Ложное истолкование самобытности, протест литератора против литературы пережили импрессионизм, который был ими отмечен. Если угоден прекрасный новейший образчик этого, то достаточно указать на то проявление реакции неважно, эпизод оно или нет, – которое его авторами было окрещено как репортажное искусство, что равнозначно отказу от всего, что претендует быть большим, чем репортаж.
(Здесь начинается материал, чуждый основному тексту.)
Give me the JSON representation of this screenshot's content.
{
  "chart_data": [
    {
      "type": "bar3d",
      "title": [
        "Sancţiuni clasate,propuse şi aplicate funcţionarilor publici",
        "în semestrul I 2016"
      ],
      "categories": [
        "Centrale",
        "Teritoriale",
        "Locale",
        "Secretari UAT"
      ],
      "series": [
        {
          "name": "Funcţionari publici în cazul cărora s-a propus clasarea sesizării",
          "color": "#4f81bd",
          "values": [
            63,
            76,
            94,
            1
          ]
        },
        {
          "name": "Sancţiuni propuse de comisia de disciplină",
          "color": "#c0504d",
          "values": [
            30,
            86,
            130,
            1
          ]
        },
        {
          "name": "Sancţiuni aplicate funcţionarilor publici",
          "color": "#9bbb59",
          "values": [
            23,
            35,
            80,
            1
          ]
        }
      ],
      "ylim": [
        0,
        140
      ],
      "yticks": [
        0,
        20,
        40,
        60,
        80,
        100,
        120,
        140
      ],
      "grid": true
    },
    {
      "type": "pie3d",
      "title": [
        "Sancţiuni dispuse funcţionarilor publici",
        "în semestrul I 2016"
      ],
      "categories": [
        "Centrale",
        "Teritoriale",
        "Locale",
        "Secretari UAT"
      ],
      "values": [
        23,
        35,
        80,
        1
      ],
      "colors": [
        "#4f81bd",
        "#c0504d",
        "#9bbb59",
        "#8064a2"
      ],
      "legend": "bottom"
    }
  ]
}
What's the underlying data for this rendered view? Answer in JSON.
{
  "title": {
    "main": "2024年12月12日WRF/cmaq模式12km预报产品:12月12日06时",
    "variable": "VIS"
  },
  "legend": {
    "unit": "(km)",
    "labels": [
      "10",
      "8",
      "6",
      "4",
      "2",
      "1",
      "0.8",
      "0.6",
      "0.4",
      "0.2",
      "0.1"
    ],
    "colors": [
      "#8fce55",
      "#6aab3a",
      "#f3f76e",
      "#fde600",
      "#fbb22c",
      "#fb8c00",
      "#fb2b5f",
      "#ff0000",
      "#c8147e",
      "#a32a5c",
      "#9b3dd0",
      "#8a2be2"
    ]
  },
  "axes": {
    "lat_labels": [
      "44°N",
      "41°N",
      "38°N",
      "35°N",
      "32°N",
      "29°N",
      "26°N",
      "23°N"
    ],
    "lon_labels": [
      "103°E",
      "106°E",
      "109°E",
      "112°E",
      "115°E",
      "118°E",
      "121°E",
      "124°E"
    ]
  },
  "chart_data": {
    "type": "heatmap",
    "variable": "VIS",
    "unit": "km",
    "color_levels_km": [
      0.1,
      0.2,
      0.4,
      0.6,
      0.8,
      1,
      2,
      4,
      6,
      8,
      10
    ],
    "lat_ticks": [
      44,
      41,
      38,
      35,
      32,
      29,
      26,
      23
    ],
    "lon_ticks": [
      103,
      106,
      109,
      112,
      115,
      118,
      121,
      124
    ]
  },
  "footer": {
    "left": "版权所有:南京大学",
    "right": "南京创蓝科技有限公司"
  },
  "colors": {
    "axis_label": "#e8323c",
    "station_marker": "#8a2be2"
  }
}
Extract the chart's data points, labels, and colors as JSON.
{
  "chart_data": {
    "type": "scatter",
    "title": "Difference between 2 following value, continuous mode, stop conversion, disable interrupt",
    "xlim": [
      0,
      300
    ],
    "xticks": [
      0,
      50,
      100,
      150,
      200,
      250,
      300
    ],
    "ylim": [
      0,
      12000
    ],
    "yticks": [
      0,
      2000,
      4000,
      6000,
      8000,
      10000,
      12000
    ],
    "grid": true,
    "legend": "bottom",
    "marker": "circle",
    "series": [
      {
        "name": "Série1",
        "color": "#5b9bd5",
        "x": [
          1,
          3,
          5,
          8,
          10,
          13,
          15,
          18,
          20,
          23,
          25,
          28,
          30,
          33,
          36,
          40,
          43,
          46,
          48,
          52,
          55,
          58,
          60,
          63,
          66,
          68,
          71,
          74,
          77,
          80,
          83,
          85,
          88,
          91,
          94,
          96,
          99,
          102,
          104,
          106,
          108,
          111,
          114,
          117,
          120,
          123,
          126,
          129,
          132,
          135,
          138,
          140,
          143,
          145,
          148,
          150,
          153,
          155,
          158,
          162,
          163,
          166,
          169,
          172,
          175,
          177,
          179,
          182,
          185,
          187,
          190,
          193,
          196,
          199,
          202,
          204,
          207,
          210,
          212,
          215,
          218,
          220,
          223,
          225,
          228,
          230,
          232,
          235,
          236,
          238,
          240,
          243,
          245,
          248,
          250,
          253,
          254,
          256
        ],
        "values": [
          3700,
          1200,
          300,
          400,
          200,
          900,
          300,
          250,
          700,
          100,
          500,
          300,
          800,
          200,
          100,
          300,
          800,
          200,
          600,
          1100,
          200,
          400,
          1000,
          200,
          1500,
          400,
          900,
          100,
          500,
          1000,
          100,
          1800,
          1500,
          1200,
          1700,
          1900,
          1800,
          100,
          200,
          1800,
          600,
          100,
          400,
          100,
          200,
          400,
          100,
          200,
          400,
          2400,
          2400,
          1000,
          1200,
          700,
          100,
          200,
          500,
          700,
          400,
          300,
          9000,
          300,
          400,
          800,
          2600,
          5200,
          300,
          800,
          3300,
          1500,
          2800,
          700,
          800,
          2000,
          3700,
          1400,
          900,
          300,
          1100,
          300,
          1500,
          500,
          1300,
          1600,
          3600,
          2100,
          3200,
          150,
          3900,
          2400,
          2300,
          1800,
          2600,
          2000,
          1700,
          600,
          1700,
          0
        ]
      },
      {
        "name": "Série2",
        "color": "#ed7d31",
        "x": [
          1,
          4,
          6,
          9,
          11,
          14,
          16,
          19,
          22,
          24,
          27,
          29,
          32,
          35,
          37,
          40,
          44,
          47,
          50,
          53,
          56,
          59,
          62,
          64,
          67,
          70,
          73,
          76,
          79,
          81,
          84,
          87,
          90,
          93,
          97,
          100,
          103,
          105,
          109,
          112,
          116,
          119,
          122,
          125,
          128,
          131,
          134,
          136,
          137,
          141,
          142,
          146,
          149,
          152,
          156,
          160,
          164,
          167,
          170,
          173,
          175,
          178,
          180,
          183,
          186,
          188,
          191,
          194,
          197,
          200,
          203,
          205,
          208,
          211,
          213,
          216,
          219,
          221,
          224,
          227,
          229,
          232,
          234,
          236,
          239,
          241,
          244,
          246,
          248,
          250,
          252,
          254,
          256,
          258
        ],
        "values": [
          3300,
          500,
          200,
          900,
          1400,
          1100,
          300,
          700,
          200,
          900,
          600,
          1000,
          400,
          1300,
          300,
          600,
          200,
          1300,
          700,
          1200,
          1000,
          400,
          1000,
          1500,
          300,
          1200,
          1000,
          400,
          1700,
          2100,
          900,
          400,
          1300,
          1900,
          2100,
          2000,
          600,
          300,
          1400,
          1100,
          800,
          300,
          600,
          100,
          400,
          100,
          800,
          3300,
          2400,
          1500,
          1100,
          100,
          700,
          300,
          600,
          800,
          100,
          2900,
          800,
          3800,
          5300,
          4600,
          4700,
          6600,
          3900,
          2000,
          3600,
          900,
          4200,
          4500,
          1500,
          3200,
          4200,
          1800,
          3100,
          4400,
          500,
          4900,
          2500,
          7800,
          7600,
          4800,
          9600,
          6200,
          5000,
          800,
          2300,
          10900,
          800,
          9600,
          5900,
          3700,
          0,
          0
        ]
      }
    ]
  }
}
В отличие от импрессионизма или, по крайней мере, от его воздействия, будучи отнюдь не враждебным интеллектуальности, а, напротив, по-газетному интеллектуальным, будучи вовсе не субъективным и не изнеживающим личность, а, напротив, – всем своим видом изображающим беспристрастность, этот объективный бытовой репортаж, однако, упускает из виду то же самое, что уже игнорировал субъективный импрессионистический репортаж переживания, а именно то, что не бывает фактологического повествования, которое не предполагало бы духовную систему, с чьей помощью повествование "черпается" из фактов. Эта духовная система была тогда заменена неопределенным понятием личности, а сейчас она может быть представлена газетой, может заключаться в политической тенденции, но может удовлетворяться и собственными нехитрыми этическими принципами, как это некогда делалось группой "натуралистов", – во всяком случае ныне она служит литературе духовной системой не больше, чем прежде, и неверие в нее меняет с годами лишь выражение.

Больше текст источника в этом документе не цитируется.